A checksum is typically a simple additive sum or XOR of data bytes. A
CRC (cyclic redundancy check) is a polynomial long-division remainder. For standard CRC polynomials with a nonzero constant term, a degree-r CRC detects all single-bit errors and all burst errors of length up to r, along with many other error patterns that a simple sum or XOR will miss. For robust communication or storage, prefer a CRC over a plain checksum.
Which checksum algorithm should I use for a simple embedded protocol?
For low-overhead cases an 8-bit or 16-bit sum with modular reduction is common and easy to implement, but it cannot detect swapped bytes or many multi-byte errors. An XOR checksum is even weaker. If error detection quality matters, use
CRC-8, CRC-16, or CRC-32 depending on data size and required coverage. Avoid inventing a custom algorithm; standard polynomials have known, documented properties.
Can a checksum detect all errors?
No. A simple sum or XOR checksum has blind spots: byte swaps within a word, certain pairs of bit flips, and any errors that happen to cancel out will produce the correct checksum on corrupted data. A
CRC is stronger but still not infallible for all error patterns. Cryptographic MACs or hashes are needed when the integrity check must also resist intentional tampering.

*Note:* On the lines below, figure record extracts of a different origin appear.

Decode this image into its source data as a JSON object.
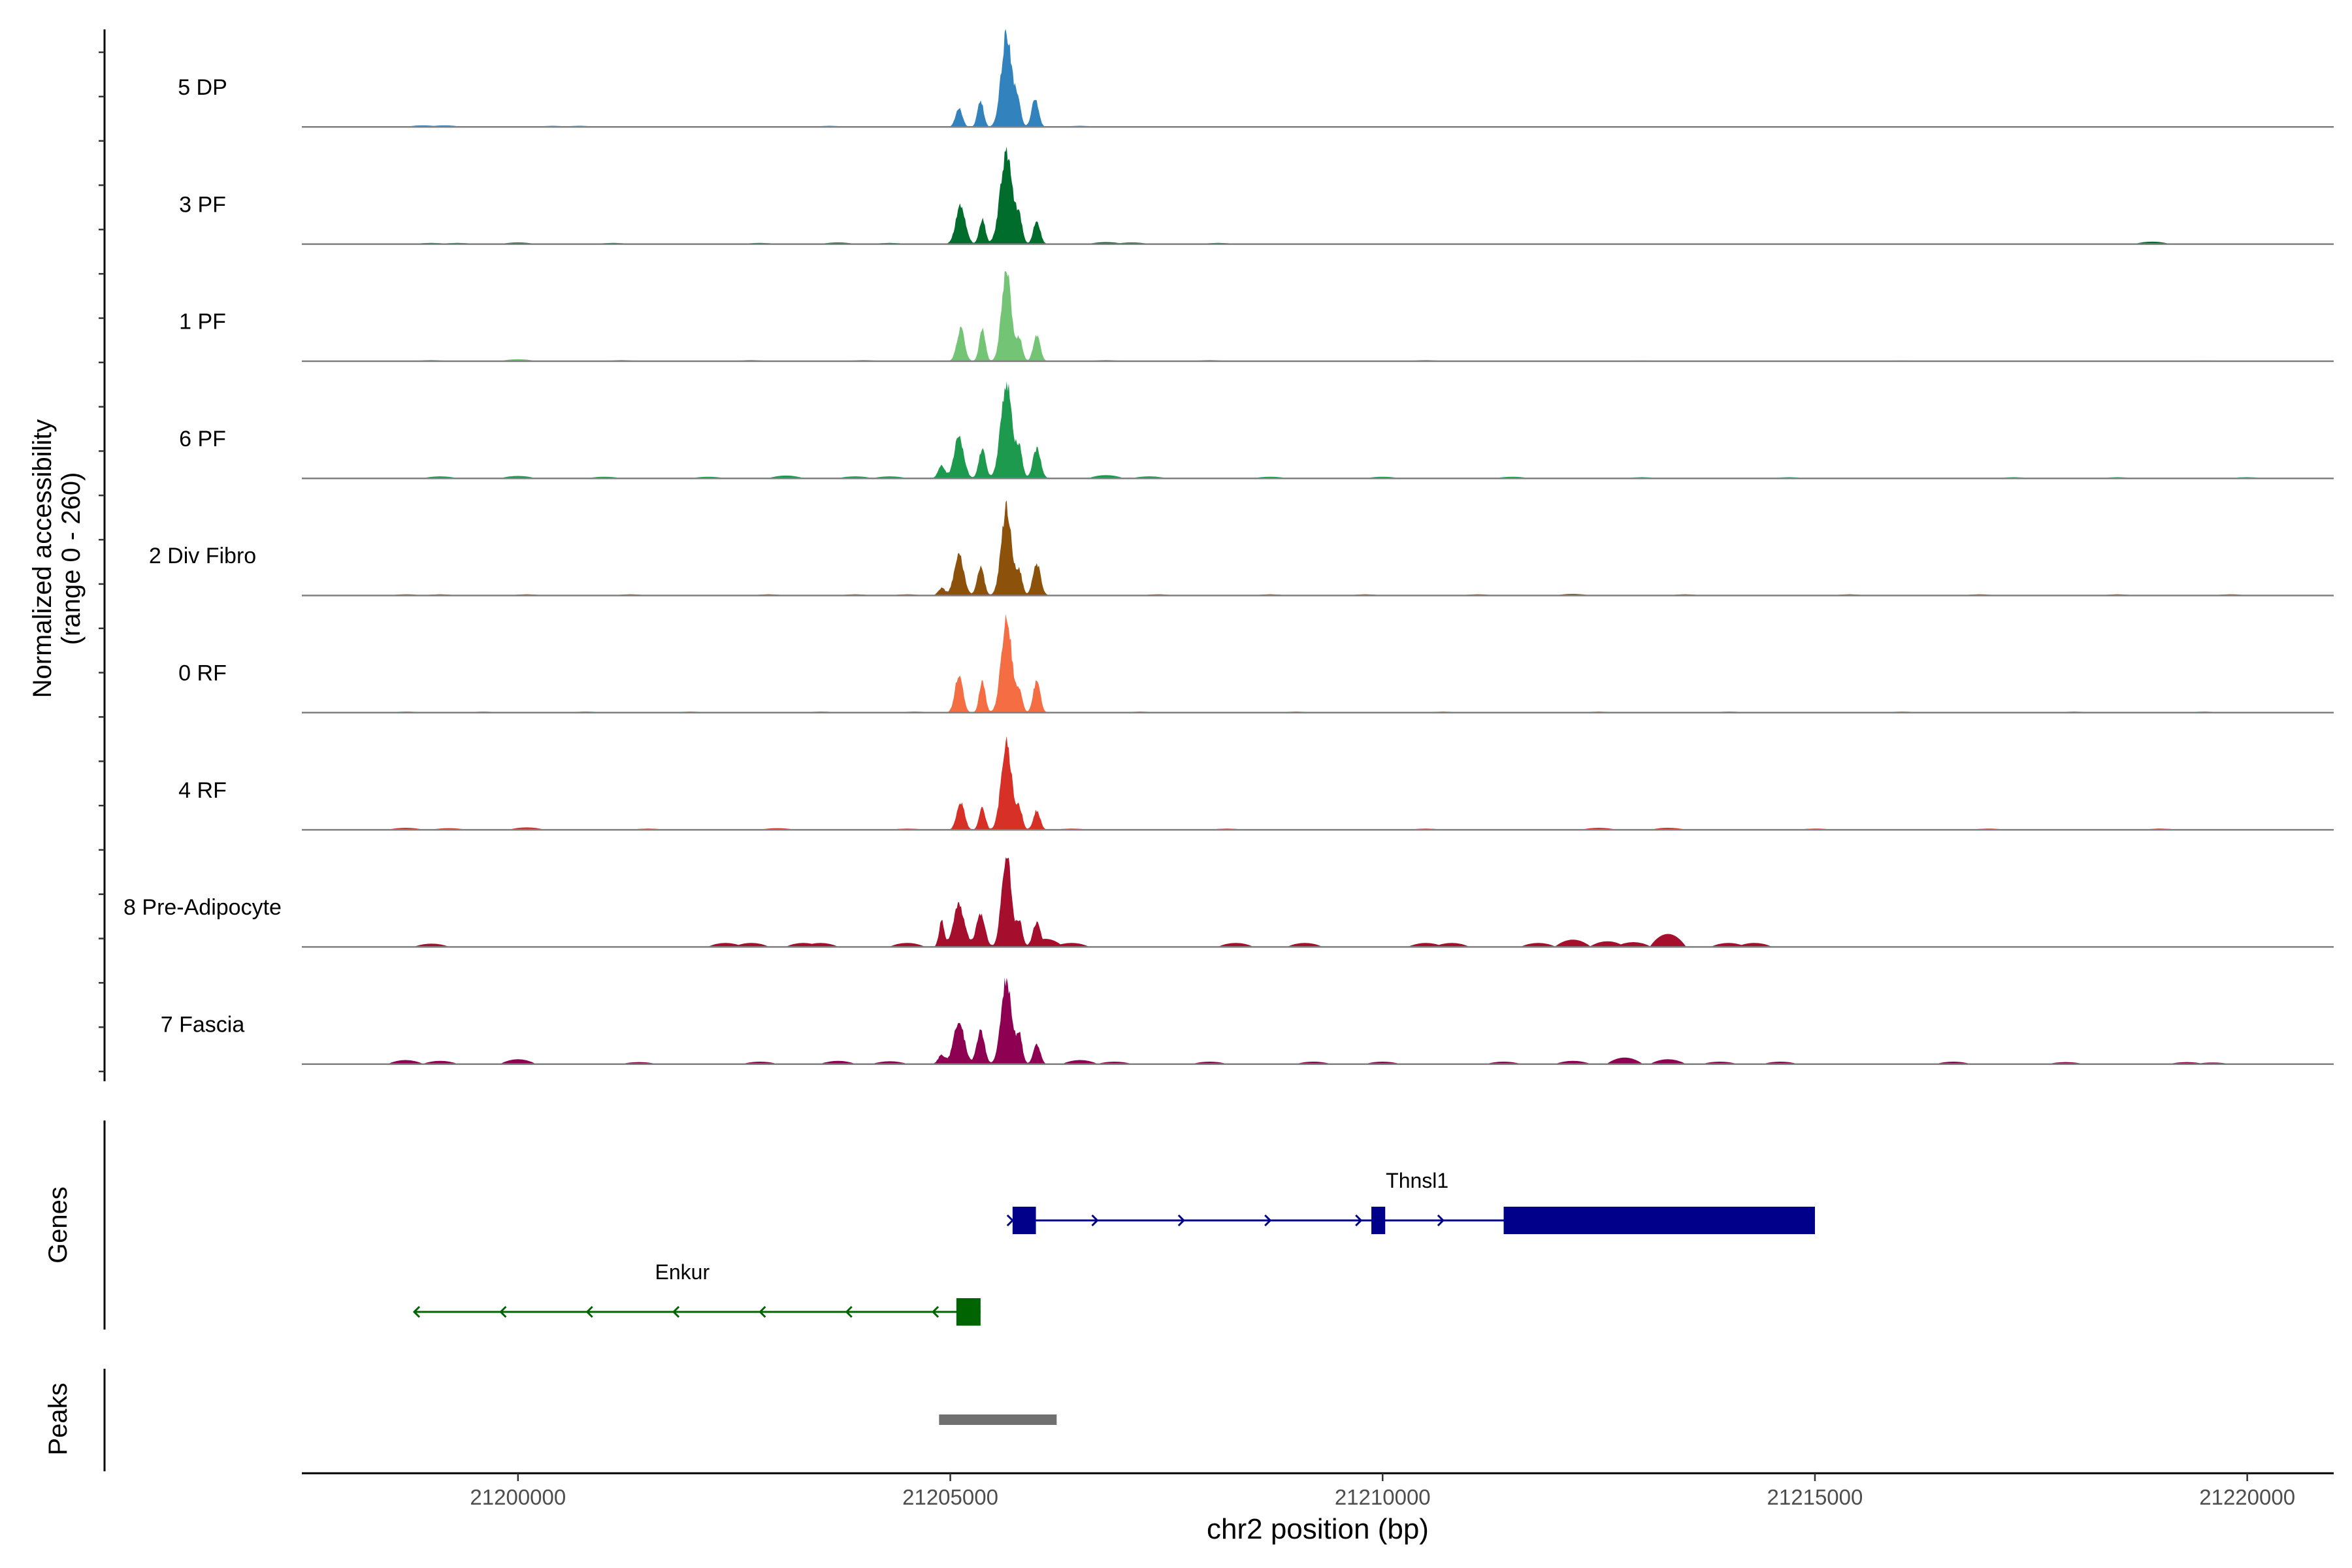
{
  "chart_data": {
    "type": "area",
    "title": "",
    "region": {
      "chrom": "chr2",
      "start": 21197500,
      "end": 21221000
    },
    "xlabel": "chr2 position (bp)",
    "xticks": [
      21200000,
      21205000,
      21210000,
      21215000,
      21220000
    ],
    "xtick_labels": [
      "21200000",
      "21205000",
      "21210000",
      "21215000",
      "21220000"
    ],
    "ylabel_line1": "Normalized accessibility",
    "ylabel_line2": "(range 0 - 260)",
    "ylim": [
      0,
      260
    ],
    "tracks": [
      {
        "name": "5 DP",
        "color": "#3182bd",
        "peaks": [
          [
            21205100,
            50,
            40
          ],
          [
            21205350,
            72,
            35
          ],
          [
            21205650,
            255,
            60
          ],
          [
            21205980,
            78,
            40
          ],
          [
            21205780,
            70,
            35
          ]
        ],
        "blips": [
          [
            21198900,
            4
          ],
          [
            21199150,
            4
          ],
          [
            21200400,
            3
          ],
          [
            21200700,
            3
          ],
          [
            21202300,
            2
          ],
          [
            21203600,
            3
          ],
          [
            21206500,
            3
          ],
          [
            21207200,
            2
          ],
          [
            21208800,
            2
          ]
        ]
      },
      {
        "name": "3 PF",
        "color": "#006d2c",
        "peaks": [
          [
            21205120,
            105,
            55
          ],
          [
            21205370,
            68,
            35
          ],
          [
            21205650,
            250,
            70
          ],
          [
            21206000,
            62,
            40
          ],
          [
            21205800,
            60,
            35
          ]
        ],
        "blips": [
          [
            21199000,
            3
          ],
          [
            21199300,
            3
          ],
          [
            21200000,
            4
          ],
          [
            21201100,
            3
          ],
          [
            21202800,
            3
          ],
          [
            21203700,
            4
          ],
          [
            21204300,
            3
          ],
          [
            21206800,
            5
          ],
          [
            21207100,
            4
          ],
          [
            21208100,
            3
          ],
          [
            21218900,
            6
          ]
        ]
      },
      {
        "name": "1 PF",
        "color": "#74c476",
        "peaks": [
          [
            21205120,
            90,
            45
          ],
          [
            21205370,
            88,
            35
          ],
          [
            21205650,
            255,
            55
          ],
          [
            21206000,
            70,
            40
          ],
          [
            21205800,
            60,
            35
          ]
        ],
        "blips": [
          [
            21199000,
            3
          ],
          [
            21200000,
            5
          ],
          [
            21201200,
            3
          ],
          [
            21202700,
            3
          ],
          [
            21204000,
            3
          ],
          [
            21206800,
            3
          ],
          [
            21208000,
            3
          ],
          [
            21210500,
            3
          ],
          [
            21213000,
            2
          ],
          [
            21216000,
            2
          ],
          [
            21219500,
            2
          ]
        ]
      },
      {
        "name": "6 PF",
        "color": "#1d9a4e",
        "peaks": [
          [
            21205100,
            115,
            55
          ],
          [
            21205370,
            80,
            40
          ],
          [
            21205650,
            258,
            65
          ],
          [
            21206000,
            80,
            45
          ],
          [
            21205800,
            75,
            35
          ],
          [
            21204900,
            35,
            40
          ]
        ],
        "blips": [
          [
            21199100,
            5
          ],
          [
            21200000,
            6
          ],
          [
            21201000,
            4
          ],
          [
            21202200,
            4
          ],
          [
            21203100,
            7
          ],
          [
            21203900,
            5
          ],
          [
            21204300,
            5
          ],
          [
            21206800,
            8
          ],
          [
            21207300,
            5
          ],
          [
            21208700,
            4
          ],
          [
            21210000,
            4
          ],
          [
            21211500,
            4
          ],
          [
            21213000,
            3
          ],
          [
            21214700,
            3
          ],
          [
            21217300,
            3
          ],
          [
            21218500,
            3
          ],
          [
            21220000,
            3
          ]
        ]
      },
      {
        "name": "2 Div Fibro",
        "color": "#8c510a",
        "peaks": [
          [
            21205100,
            110,
            55
          ],
          [
            21205350,
            80,
            40
          ],
          [
            21205650,
            235,
            60
          ],
          [
            21206000,
            85,
            45
          ],
          [
            21205800,
            60,
            35
          ],
          [
            21204900,
            20,
            40
          ]
        ],
        "blips": [
          [
            21198700,
            3
          ],
          [
            21199100,
            3
          ],
          [
            21200100,
            3
          ],
          [
            21201300,
            3
          ],
          [
            21202900,
            3
          ],
          [
            21203900,
            3
          ],
          [
            21204500,
            3
          ],
          [
            21207400,
            3
          ],
          [
            21208700,
            3
          ],
          [
            21209800,
            3
          ],
          [
            21211100,
            3
          ],
          [
            21212200,
            4
          ],
          [
            21213500,
            3
          ],
          [
            21215400,
            3
          ],
          [
            21216900,
            3
          ],
          [
            21218500,
            3
          ],
          [
            21219800,
            3
          ]
        ]
      },
      {
        "name": "0 RF",
        "color": "#f46d43",
        "peaks": [
          [
            21205100,
            105,
            45
          ],
          [
            21205370,
            88,
            35
          ],
          [
            21205650,
            258,
            60
          ],
          [
            21206000,
            88,
            40
          ],
          [
            21205800,
            55,
            35
          ]
        ],
        "blips": [
          [
            21198700,
            3
          ],
          [
            21199600,
            3
          ],
          [
            21200800,
            3
          ],
          [
            21202000,
            3
          ],
          [
            21203500,
            3
          ],
          [
            21204600,
            3
          ],
          [
            21207200,
            3
          ],
          [
            21209000,
            3
          ],
          [
            21210700,
            3
          ],
          [
            21212500,
            3
          ],
          [
            21214000,
            3
          ],
          [
            21216000,
            3
          ],
          [
            21218000,
            3
          ],
          [
            21219500,
            3
          ]
        ]
      },
      {
        "name": "4 RF",
        "color": "#d73027",
        "peaks": [
          [
            21205120,
            75,
            45
          ],
          [
            21205370,
            62,
            35
          ],
          [
            21205650,
            240,
            60
          ],
          [
            21206000,
            52,
            40
          ],
          [
            21205800,
            55,
            35
          ]
        ],
        "blips": [
          [
            21198700,
            5
          ],
          [
            21199200,
            4
          ],
          [
            21200100,
            6
          ],
          [
            21201500,
            3
          ],
          [
            21203000,
            4
          ],
          [
            21204500,
            3
          ],
          [
            21206400,
            3
          ],
          [
            21208200,
            3
          ],
          [
            21210500,
            3
          ],
          [
            21212500,
            5
          ],
          [
            21213300,
            5
          ],
          [
            21215000,
            3
          ],
          [
            21217000,
            3
          ],
          [
            21219000,
            3
          ]
        ]
      },
      {
        "name": "8 Pre-Adipocyte",
        "color": "#a50f2d",
        "peaks": [
          [
            21205100,
            115,
            65
          ],
          [
            21205350,
            90,
            50
          ],
          [
            21205650,
            255,
            55
          ],
          [
            21206000,
            65,
            45
          ],
          [
            21205800,
            70,
            35
          ],
          [
            21204900,
            70,
            30
          ]
        ],
        "blips": [
          [
            21199000,
            8
          ],
          [
            21202400,
            10
          ],
          [
            21202700,
            10
          ],
          [
            21203300,
            10
          ],
          [
            21203500,
            10
          ],
          [
            21204500,
            10
          ],
          [
            21206100,
            20
          ],
          [
            21206400,
            10
          ],
          [
            21208300,
            10
          ],
          [
            21209100,
            10
          ],
          [
            21210500,
            10
          ],
          [
            21210800,
            10
          ],
          [
            21211800,
            10
          ],
          [
            21212200,
            18
          ],
          [
            21212600,
            14
          ],
          [
            21212900,
            12
          ],
          [
            21213300,
            32
          ],
          [
            21214000,
            10
          ],
          [
            21214300,
            10
          ]
        ]
      },
      {
        "name": "7 Fascia",
        "color": "#8e0152",
        "peaks": [
          [
            21205100,
            120,
            60
          ],
          [
            21205350,
            90,
            45
          ],
          [
            21205650,
            230,
            60
          ],
          [
            21206000,
            55,
            40
          ],
          [
            21205800,
            75,
            35
          ],
          [
            21204900,
            25,
            40
          ]
        ],
        "blips": [
          [
            21198700,
            10
          ],
          [
            21199100,
            8
          ],
          [
            21200000,
            12
          ],
          [
            21201400,
            5
          ],
          [
            21202800,
            6
          ],
          [
            21203700,
            8
          ],
          [
            21204300,
            7
          ],
          [
            21206500,
            10
          ],
          [
            21206900,
            6
          ],
          [
            21208000,
            6
          ],
          [
            21209200,
            6
          ],
          [
            21210000,
            6
          ],
          [
            21211400,
            6
          ],
          [
            21212200,
            8
          ],
          [
            21212800,
            16
          ],
          [
            21213300,
            12
          ],
          [
            21213900,
            6
          ],
          [
            21214600,
            6
          ],
          [
            21216600,
            6
          ],
          [
            21217900,
            5
          ],
          [
            21219300,
            5
          ],
          [
            21219600,
            4
          ]
        ]
      }
    ],
    "genes_label": "Genes",
    "genes": [
      {
        "name": "Thnsl1",
        "strand": "+",
        "color": "#00008b",
        "start": 21205720,
        "end": 21215000,
        "exons": [
          [
            21205720,
            21205990
          ],
          [
            21209870,
            21210030
          ],
          [
            21211400,
            21215000
          ]
        ],
        "arrows": [
          21205720,
          21206700,
          21207700,
          21208700,
          21209750,
          21210700
        ]
      },
      {
        "name": "Enkur",
        "strand": "-",
        "color": "#006400",
        "start": 21198800,
        "end": 21205350,
        "exons": [
          [
            21205070,
            21205350
          ]
        ],
        "arrows": [
          21198800,
          21199800,
          21200800,
          21201800,
          21202800,
          21203800,
          21204800
        ]
      }
    ],
    "peaks_label": "Peaks",
    "peak_regions": [
      [
        21204870,
        21206230
      ]
    ],
    "peak_color": "#707070"
  }
}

Where should the checksum field be placed in a packet?
Convention and most standard protocols place the checksum at the end of the frame so the receiver can accumulate the running value as bytes arrive and then compare against the final field. Some protocols place a length field and checksum at the start, which requires buffering the entire payload before validation. The choice affects both memory use and
latency; placing it at the end is generally simpler for stream-oriented parsing.
How do I verify a firmware image with a checksum at boot time?
Store the expected checksum (or
CRC) at a fixed address in
flash, typically in a header or trailer struct alongside the image length and version. At startup, recompute the value over the exact same byte range used when the image was built, then compare. Make sure the checksum field itself is excluded from or consistently included in the computed range, that endianness matches between the build tool and the target, and that no bytes are skipped due to alignment padding.
Differentiators vs similar concepts
Checksum is frequently conflated with
CRC and with cryptographic hash. A checksum (sum or XOR) is the weakest of the three: fast and simple but poor at catching burst errors and unable to detect byte-order swaps. A CRC uses polynomial arithmetic to provide much stronger error detection; on embedded platforms the cost is often affordable, especially with hardware CRC peripherals or table-driven implementations, though a naive bitwise CRC can be heavier than a simple sum on small MCUs. A cryptographic hash (MD5, SHA-256, etc.) is far more expensive but provides collision resistance and is appropriate when the data source is untrusted. Checksum is also sometimes confused with "parity," which is essentially a 1-bit checksum applied per byte or per word rather than across an entire block.